A ideia deleuziana de intercessor remete a relações de ressonância mútua que podem se dar, por exemplo, entre um conceito filosófico e uma função científica. Estes se encontram numa vizinhança, realizam um diálogo invisível ainda que em diferentes tempos, colocando os mesmos problemas e, sobretudo, afirmando a mesma imagem do pensamento. Os intercessores não são imitadores, mas distintas expressões do pensamento em que há conjugações, conexões, reflexos, intimidade, linhas que “não cessam de interferir entre si”, como se fizessem soar o mesmo ritmo.
Os intercessores Novello e Deleuze se opõem a uma imagem dogmática do pensamento que se solidificou ao longo da história da filosofia, desde a sua origem grega. Se Deleuze ensina qual tal imagem é dominante no modo de pensar ocidental, Novello ensina porque ela se impõe de modo tão natural ao homem comum, facilmente disposto a aceitá-la e a reproduzi-la: ela é a hipótese mais simples, a mais ajustada à limitação do seu intelecto, à sua pequena humanidade.
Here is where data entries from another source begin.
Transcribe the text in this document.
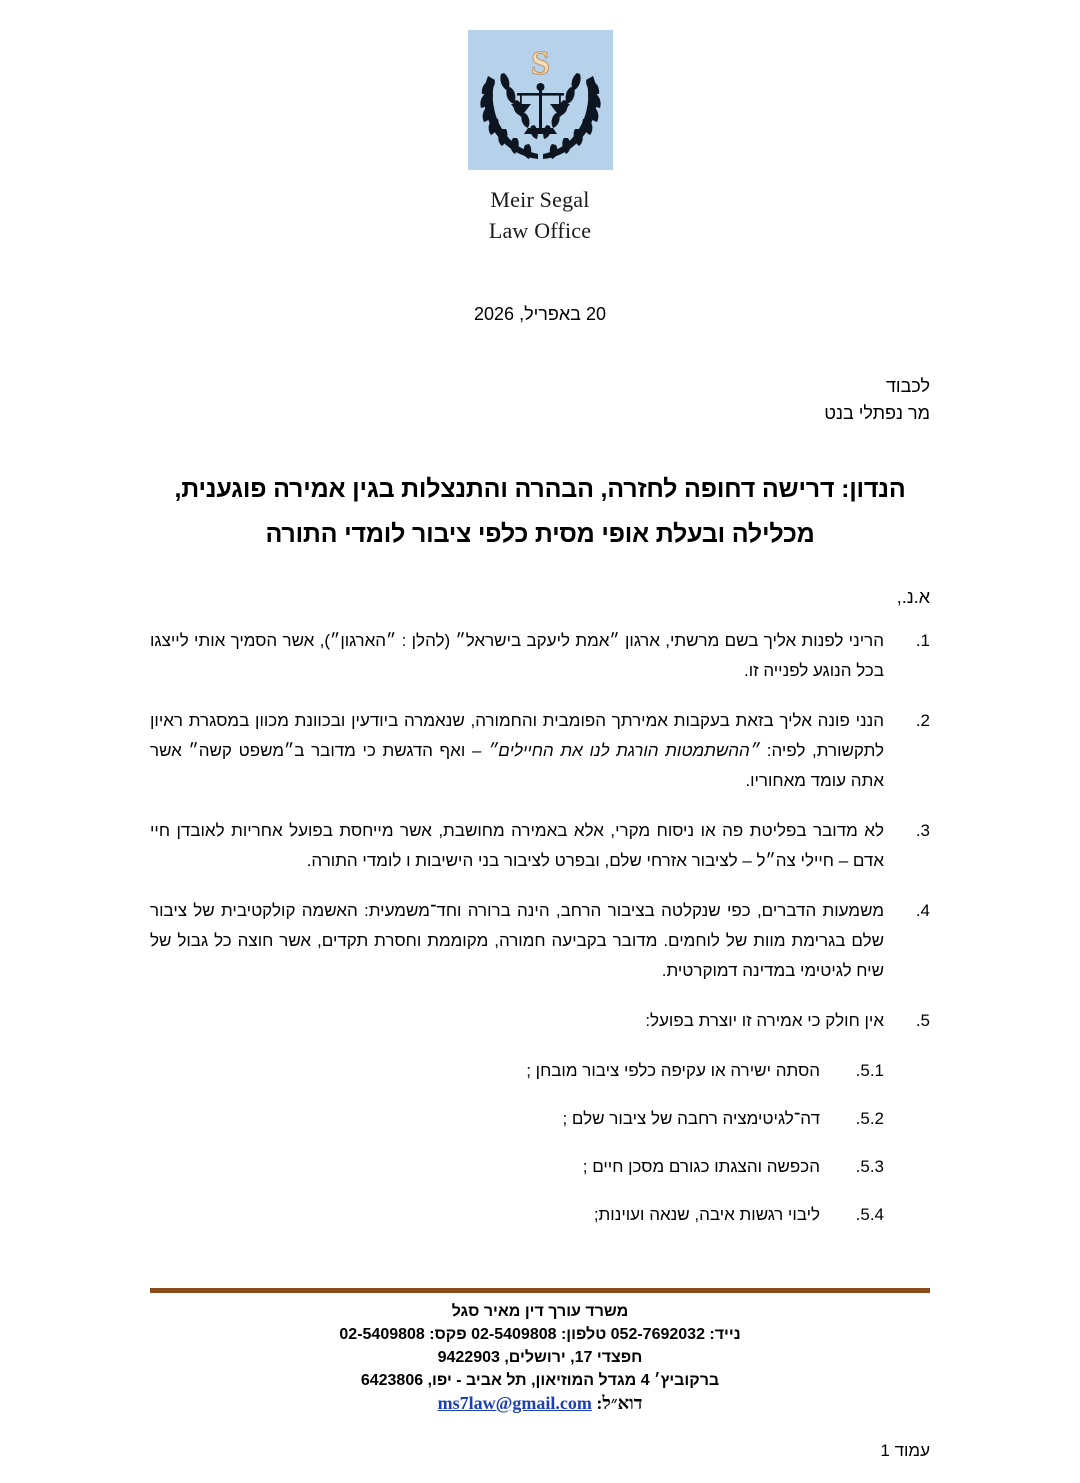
S
Meir Segal
Law Office
20 באפריל, 2026
לכבוד
מר נפתלי בנט
הנדון: דרישה דחופה לחזרה, הבהרה והתנצלות בגין אמירה פוגענית, מכלילה ובעלת אופי מסית כלפי ציבור לומדי התורה
א.נ.,
.1
הריני לפנות אליך בשם מרשתי, ארגון ״אמת ליעקב בישראל״ (להלן : ״הארגון״), אשר הסמיך אותי לייצגו בכל הנוגע לפנייה זו.
.2
הנני פונה אליך בזאת בעקבות אמירתך הפומבית והחמורה, שנאמרה ביודעין ובכוונת מכוון במסגרת ראיון לתקשורת, לפיה: ״ההשתמטות הורגת לנו את החיילים״ – ואף הדגשת כי מדובר ב״משפט קשה״ אשר אתה עומד מאחוריו.
.3
לא מדובר בפליטת פה או ניסוח מקרי, אלא באמירה מחושבת, אשר מייחסת בפועל אחריות לאובדן חיי אדם – חיילי צה״ל – לציבור אזרחי שלם, ובפרט לציבור בני הישיבות ו לומדי התורה.
.4
משמעות הדברים, כפי שנקלטה בציבור הרחב, הינה ברורה וחד־משמעית: האשמה קולקטיבית של ציבור שלם בגרימת מוות של לוחמים. מדובר בקביעה חמורה, מקוממת וחסרת תקדים, אשר חוצה כל גבול של שיח לגיטימי במדינה דמוקרטית.
.5
אין חולק כי אמירה זו יוצרת בפועל:
.5.1
הסתה ישירה או עקיפה כלפי ציבור מובחן ;
.5.2
דה־לגיטימציה רחבה של ציבור שלם ;
.5.3
הכפשה והצגתו כגורם מסכן חיים ;
.5.4
ליבוי רגשות איבה, שנאה ועוינות;
משרד עורך דין מאיר סגל
נייד: 052-7692032 טלפון: 02-5409808 פקס: 02-5409808
חפצדי 17, ירושלים, 9422903
ברקוביץ׳ 4 מגדל המוזיאון, תל אביב - יפו, 6423806
דוא״ל: ms7law@gmail.com
עמוד 1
Ao estudar Deleuze e ao estudar Novello é possível se aproximar, por vias distintas, do mesmo caminho do pensamento, tendo como orientação uma imagem que provoca surpresa e inquietação, propiciando a desconstrução das habituais formas de pensar. Em Novello, tal desconstrução se evidencia exemplarmente ao propor um novo modelo cosmológico[1] em substituição ao hegemônico cenário-padrão chamado big bang que se sustenta desde a década de 70. O modelo do big bang tão popularmente difundido nas últimas décadas, alcançou enorme popularidade e se vulgarizou como uma verdade inquestionável. Novello ensina que essa descoberta científica, tida como uma verdade máxima da física, nada mais é do que uma renovação das antigas crenças que explicam o nascimento do universo, isto é, não passa de um mito científico. A ideia de um momento singular, mágico, identificado com o começo de tudo o que existe, embora defendido pelo discurso científico, não é tão distinta do imaginário de sociedades arcaicas e de seus mitos cosmogônicos da criação há milênios reproduzidos (NOVELLO, 2005b, p. 27; 2006, Capítulo 8; 2010, p. 22; p. 54; 2018, p. 165).
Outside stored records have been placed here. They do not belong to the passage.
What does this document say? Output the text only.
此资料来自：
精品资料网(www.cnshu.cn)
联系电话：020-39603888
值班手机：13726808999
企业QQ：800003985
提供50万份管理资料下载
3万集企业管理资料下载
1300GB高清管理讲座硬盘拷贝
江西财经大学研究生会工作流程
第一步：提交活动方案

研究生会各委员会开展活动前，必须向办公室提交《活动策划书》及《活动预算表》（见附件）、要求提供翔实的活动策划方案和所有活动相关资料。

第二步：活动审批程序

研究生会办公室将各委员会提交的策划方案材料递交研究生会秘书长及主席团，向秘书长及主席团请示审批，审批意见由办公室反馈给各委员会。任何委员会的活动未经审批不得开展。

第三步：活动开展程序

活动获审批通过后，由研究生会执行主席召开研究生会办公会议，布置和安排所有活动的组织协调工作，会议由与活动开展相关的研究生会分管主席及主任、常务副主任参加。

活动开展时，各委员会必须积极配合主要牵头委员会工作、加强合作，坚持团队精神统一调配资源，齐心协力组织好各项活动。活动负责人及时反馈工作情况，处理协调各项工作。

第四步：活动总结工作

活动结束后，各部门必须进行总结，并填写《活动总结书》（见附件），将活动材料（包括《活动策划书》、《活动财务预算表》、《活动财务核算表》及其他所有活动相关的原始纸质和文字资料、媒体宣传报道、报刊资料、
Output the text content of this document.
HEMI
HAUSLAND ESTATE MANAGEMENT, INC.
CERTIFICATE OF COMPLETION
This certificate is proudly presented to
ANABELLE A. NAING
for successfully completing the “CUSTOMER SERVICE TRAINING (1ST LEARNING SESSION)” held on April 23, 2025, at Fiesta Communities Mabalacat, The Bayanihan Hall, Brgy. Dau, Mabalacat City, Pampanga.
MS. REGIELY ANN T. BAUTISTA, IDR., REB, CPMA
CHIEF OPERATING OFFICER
A teoria de que o universo se originou em uma grande explosão remonta às observações do astrônomo americano E. P. Hubble em 1929. De acordo com suas experiências, o universo sofreria um processo de expansão, tendo o seu volume variado ao longo do tempo. Na década de 60[2] passou-se a entender que essa expansão seria uma consequência natural de uma grande explosão ocorrida há poucos bilhões de anos (NOVELLO, 2010; 2018). Desses experimentos se desdobrou a compreensão de uma singularidade inicial (o big bang) que limitava no tempo a criação do universo. Nessa perspectiva, o que aconteceu há poucos bilhões de anos seria identificado com o início de tudo o que existe, associado a um tempo de valor zero e à concentração de todo o espaço em um ponto (NOVELLO, 2010, p. 18). Ou seja, a ideia de expansão do cosmos provocou, de imediato, a ideia de começo do mundo, uma “singularidade inicial”, um momento único da criação.Na verdade, há duas ideias distintas que surgem quando se fala em big bang: a ideia de que o universo foi extremamente condensado no passado (e, para Novello, não há dúvida que foi assim); a ideia de que esse momento de extrema condensação se identificaria com o início de tudo o que existe. É essa segunda ideia que Novello não aceita. Ou seja, é ponto pacífico, no século XX, para a comunidade física que o universo é um processo em evolução, que fora bem mais quente e concentrado no passado e que o seu volume total aumenta com o tempo. A divergência de compreensão se dá quando se pensa o que teria ocorrido ao universo no momento de máxima condensação: no modelo do big bang, esse seria o início singular e explosivo do universo; no modelo do universo eterno esse início poderia se prolongar ainda mais (NOVELLO, 2010; 2018; 2021). Para Novello a conclusão de que o Universo teria um começo singular há poucos bilhões de anos foi precipitada e errônea: “Em verdade, a conclusão correta deveria ter se limitado a rejeitar os cenários cosmológicos que não incluíam em sua explicação a evolução dinâmica do Universo, em particular a versão da proposta steady state[3]” (2010, p. 69).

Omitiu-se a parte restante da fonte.